Not only is the word a strange one, so to are the feelings it represents. As my mother-in-law, a wonderful Lancashire lass, was fond of saying, there’s naught so queer as folk when she read of the impending marriage of unlikely couples.
A headline a couple of days ago has prompted me to meddle in love, “Thai wife arrested for murder of British husband”. The image of a younger attractive woman and a pallid, paunchy aging man sprang to mind. Further reading proved me right – well I’m not sure about the descriptors but the ages were spot on. He, the dead husband, was 68 and very ill, with a 38 year old wife itching to hurry the dying process along.
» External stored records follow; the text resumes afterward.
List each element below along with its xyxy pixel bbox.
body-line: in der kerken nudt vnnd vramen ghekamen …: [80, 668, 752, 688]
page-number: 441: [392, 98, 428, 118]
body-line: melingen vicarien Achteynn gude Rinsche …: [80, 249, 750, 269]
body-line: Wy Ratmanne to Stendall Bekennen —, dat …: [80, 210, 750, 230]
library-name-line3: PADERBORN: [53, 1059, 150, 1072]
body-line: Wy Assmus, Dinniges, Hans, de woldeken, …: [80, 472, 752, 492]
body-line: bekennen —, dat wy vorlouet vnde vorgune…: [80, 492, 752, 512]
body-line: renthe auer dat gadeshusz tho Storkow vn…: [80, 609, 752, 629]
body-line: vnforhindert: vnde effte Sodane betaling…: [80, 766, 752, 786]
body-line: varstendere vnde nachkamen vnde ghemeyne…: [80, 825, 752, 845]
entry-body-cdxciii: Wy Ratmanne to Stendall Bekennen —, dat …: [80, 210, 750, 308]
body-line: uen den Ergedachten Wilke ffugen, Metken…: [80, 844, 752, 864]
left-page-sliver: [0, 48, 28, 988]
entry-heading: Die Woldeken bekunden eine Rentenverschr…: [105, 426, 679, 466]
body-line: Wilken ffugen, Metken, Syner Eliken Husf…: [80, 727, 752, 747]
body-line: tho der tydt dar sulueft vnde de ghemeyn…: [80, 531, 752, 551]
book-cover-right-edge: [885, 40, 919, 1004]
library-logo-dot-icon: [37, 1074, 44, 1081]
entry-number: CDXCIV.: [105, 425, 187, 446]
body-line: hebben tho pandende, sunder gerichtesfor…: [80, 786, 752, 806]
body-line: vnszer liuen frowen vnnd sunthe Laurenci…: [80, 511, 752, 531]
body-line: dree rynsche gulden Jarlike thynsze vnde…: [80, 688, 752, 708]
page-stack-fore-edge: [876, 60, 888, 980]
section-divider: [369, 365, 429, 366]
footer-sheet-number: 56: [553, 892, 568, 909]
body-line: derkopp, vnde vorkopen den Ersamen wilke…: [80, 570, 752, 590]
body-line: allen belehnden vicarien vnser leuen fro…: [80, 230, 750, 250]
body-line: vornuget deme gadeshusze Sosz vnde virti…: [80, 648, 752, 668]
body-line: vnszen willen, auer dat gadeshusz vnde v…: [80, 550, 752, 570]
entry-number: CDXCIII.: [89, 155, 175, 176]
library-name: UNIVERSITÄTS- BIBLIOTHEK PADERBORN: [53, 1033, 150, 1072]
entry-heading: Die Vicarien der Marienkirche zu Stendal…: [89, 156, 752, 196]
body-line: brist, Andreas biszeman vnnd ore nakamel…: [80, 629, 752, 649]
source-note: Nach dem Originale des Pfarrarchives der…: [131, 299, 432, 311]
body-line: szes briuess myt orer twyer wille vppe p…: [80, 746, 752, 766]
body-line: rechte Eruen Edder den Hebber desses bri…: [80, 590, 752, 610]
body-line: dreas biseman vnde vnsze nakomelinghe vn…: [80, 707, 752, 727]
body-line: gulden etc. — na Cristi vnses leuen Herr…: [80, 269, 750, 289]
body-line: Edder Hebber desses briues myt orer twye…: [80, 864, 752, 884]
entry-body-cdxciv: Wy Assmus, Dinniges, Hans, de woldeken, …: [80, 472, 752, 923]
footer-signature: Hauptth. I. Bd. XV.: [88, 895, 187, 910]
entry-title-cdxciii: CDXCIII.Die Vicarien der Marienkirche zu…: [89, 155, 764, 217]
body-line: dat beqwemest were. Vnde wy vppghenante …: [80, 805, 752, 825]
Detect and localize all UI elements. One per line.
I don’t know the amounts involved – but it takes a great deal less cash to live comfortably in Hua Hin,Thailand than it does in Worthing, England or Pensacola, USA. The lover in the wings was no doubt impatient too, as was her brother purported to be the man who swung the club.
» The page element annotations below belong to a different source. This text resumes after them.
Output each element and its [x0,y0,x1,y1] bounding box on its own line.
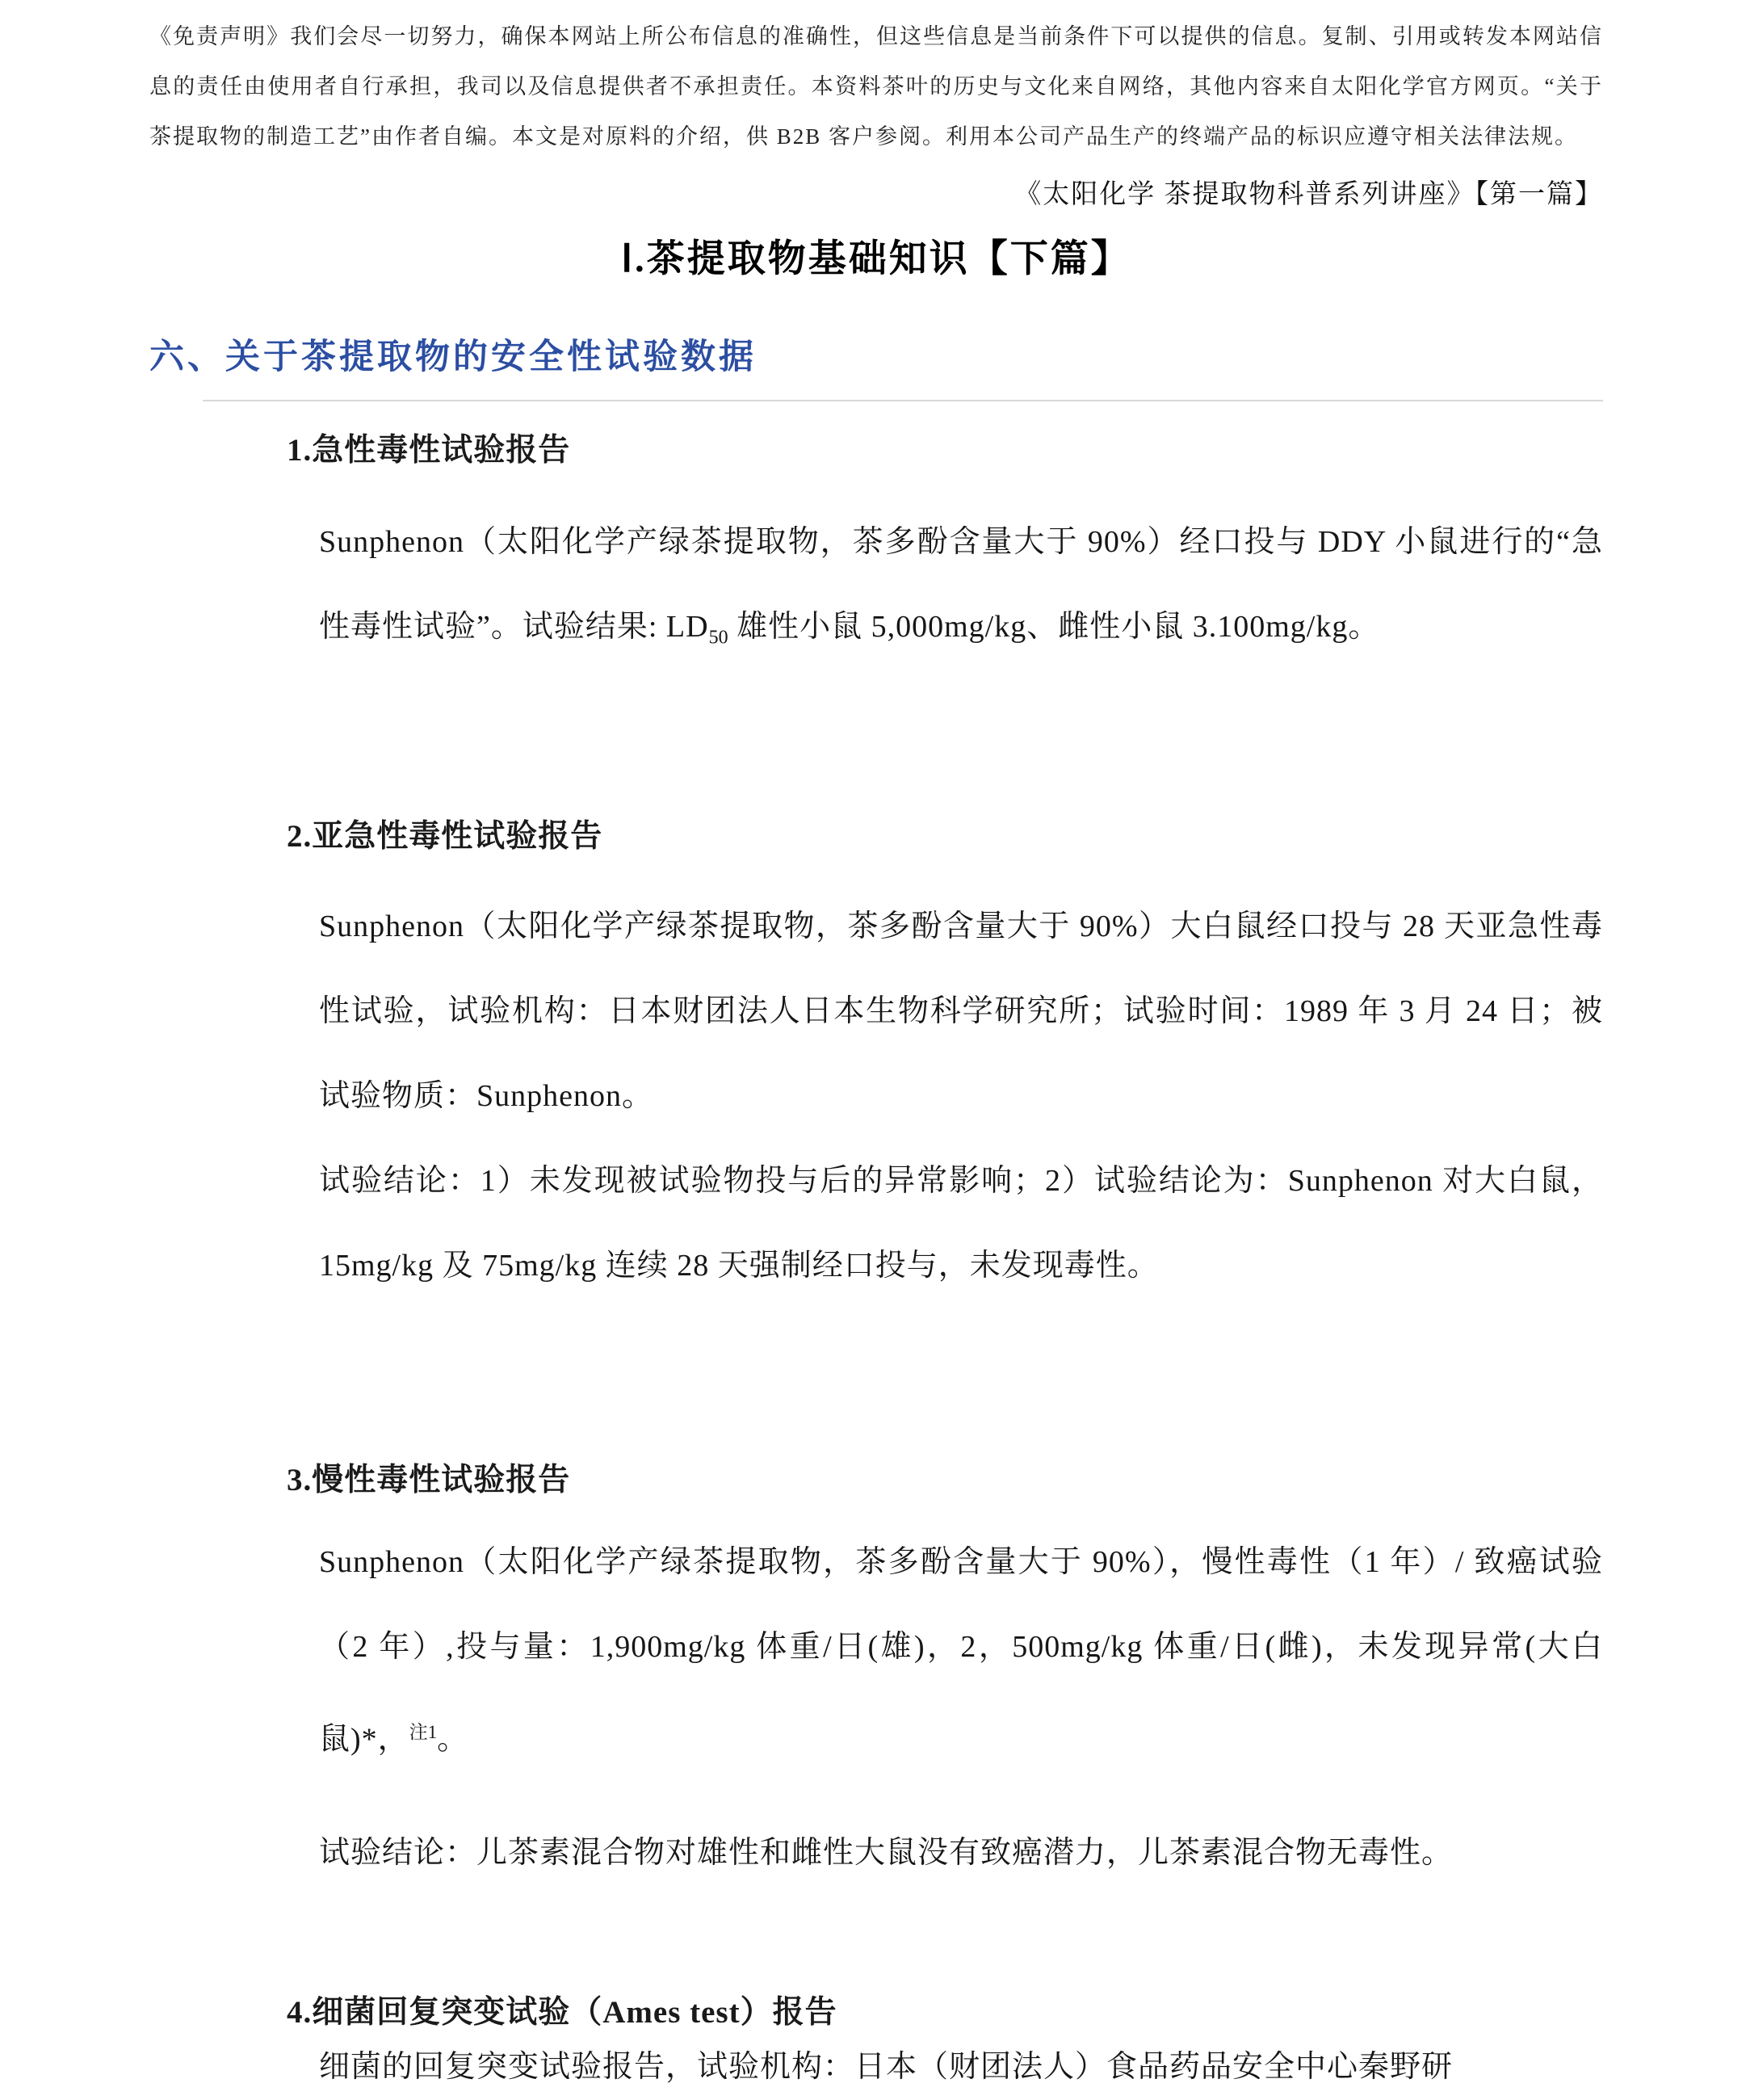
subsection-title-chronic: 3.慢性毒性试验报告 [149,1460,1603,1501]
disclaimer-text: 《免责声明》我们会尽一切努力，确保本网站上所公布信息的准确性，但这些信息是当前条… [149,11,1603,162]
subsection-subacute-toxicity: 2.亚急性毒性试验报告 Sunphenon（太阳化学产绿茶提取物，茶多酚含量大于… [149,817,1603,1308]
paragraph-subacute-1: Sunphenon（太阳化学产绿茶提取物，茶多酚含量大于 90%）大白鼠经口投与… [149,884,1603,1139]
paragraph-ames-1: 细菌的回复突变试验报告，试验机构：日本（财团法人）食品药品安全中心秦野研 [149,2038,1603,2096]
section-heading-safety-data: 六、关于茶提取物的安全性试验数据 [149,330,1603,379]
subsection-acute-toxicity: 1.急性毒性试验报告 Sunphenon（太阳化学产绿茶提取物，茶多酚含量大于 … [149,430,1603,681]
subsection-title-ames: 4.细菌回复突变试验（Ames test）报告 [149,1993,1603,2033]
paragraph-acute-text-tail: 雄性小鼠 5,000mg/kg、雌性小鼠 3.100mg/kg。 [728,610,1380,644]
paragraph-chronic-text-tail: 。 [437,1722,468,1756]
subsection-title-subacute: 2.亚急性毒性试验报告 [149,817,1603,857]
paragraph-chronic-1: Sunphenon（太阳化学产绿茶提取物，茶多酚含量大于 90%），慢性毒性（1… [149,1520,1603,1783]
document-page: 《免责声明》我们会尽一切努力，确保本网站上所公布信息的准确性，但这些信息是当前条… [0,0,1750,2100]
paragraph-subacute-conclusion: 试验结论：1）未发现被试验物投与后的异常影响；2）试验结论为：Sunphenon… [149,1139,1603,1308]
heading-divider [203,400,1603,401]
note-1-superscript: 注1 [409,1722,438,1742]
paragraph-chronic-conclusion: 试验结论：儿茶素混合物对雄性和雌性大鼠没有致癌潜力，儿茶素混合物无毒性。 [149,1811,1603,1896]
document-title: Ⅰ.茶提取物基础知识【下篇】 [149,229,1603,283]
ld50-subscript: 50 [709,628,728,649]
subsection-chronic-toxicity: 3.慢性毒性试验报告 Sunphenon（太阳化学产绿茶提取物，茶多酚含量大于 … [149,1460,1603,1896]
paragraph-acute: Sunphenon（太阳化学产绿茶提取物，茶多酚含量大于 90%）经口投与 DD… [149,500,1603,681]
subsection-title-acute: 1.急性毒性试验报告 [149,430,1603,471]
paragraph-chronic-text: Sunphenon（太阳化学产绿茶提取物，茶多酚含量大于 90%），慢性毒性（1… [319,1545,1603,1757]
series-caption: 《太阳化学 茶提取物科普系列讲座》【第一篇】 [149,173,1603,211]
subsection-ames-test: 4.细菌回复突变试验（Ames test）报告 细菌的回复突变试验报告，试验机构… [149,1993,1603,2096]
Delving into the sometimes murky realms of love took me to a website called Retire on 550 a month. I learned Chiang Mai in northern Thailand is purportedly home to 18,000 retirees. I got the impression mostly men. The website tickled the edges of immigration, flipped through safety and healthcare, guaranteed a glorious climate and then the zinger, you can live here and communicate in English and not have to learn how to speak Thai.
I struggled with the concept that anyone would wish to spend to spend the last ten or twenty years of life surrounded by a babel of sounds. On further reading I understood. Attractive, attentive and caring Thai women make for great companions, girlfriends and wives are the main reason foreigners have selected Thailand as a retirement destination. And just to prove it, as I scrolled to the bottom of the page there were Tidilat, 19, Kwan 20 and Lin 24 looking alluringly out from the glowing screen. But one does wonder whether some small part of a mouldering lothario’s brain makes him wonder why young women suddenly find him so attractive. In essence an arranged marriage if both parties are honest. Love love. A language that knows no tongue.
And that’s the kernel. If both parties are willing. During our four years in Thailand we came face-to-face with the sex trade when our amah’s niece found her way to our home. She was fourteen and had been sold by her father to a Bangkok brothel. She’d had no say in how she would live her life. Not love of any kind for her. Though that story had a happy ending.
Jump a few countries and head up to Kunduz province in Northern Afganistan. Under draconian Taliban control, love turns from an empty circle to a round stone. A young couple accused of adultery, their hands tied behind their backs, were in mid-August stoned to death in Mullah Quli by a hundred or so mostly Taliban insurgents.
Originally a tribal punishment mentioned in the Old Testament, it is not prescribed in the Koran and some of the most ardent campaigners against stoning are Muslims. Countries which still condone stoning, like Somalia, Iran, Sudan and Afghanistan appear to do it more as a way to control their peoples rather than through any religious tenet. Love all.
Houston, the bit of America I call home, is known as a major stop on the human trafficking route up from Central and South America. All slave trade is unforgivable but the sex slave trade is surely one of the most evil. Young women, some little more than girls, promised a life of freedom and riches in what still amounts to the New World for many, are set up unknowingly in whorehouses to pay their way. Harsher penalties are being touted, aimed not at the end users but at the gangs trafficking the women promised the world, but who just end up with lecherous men intent on early release. There is no early release for the girls.
It is a worldwide issue, this love that knows no language.
The student’s hand raises again, Teacher, maybe we talk sex, not love.
He has a point but sex doesn’t sound right in the song. It’s a funny little word, love.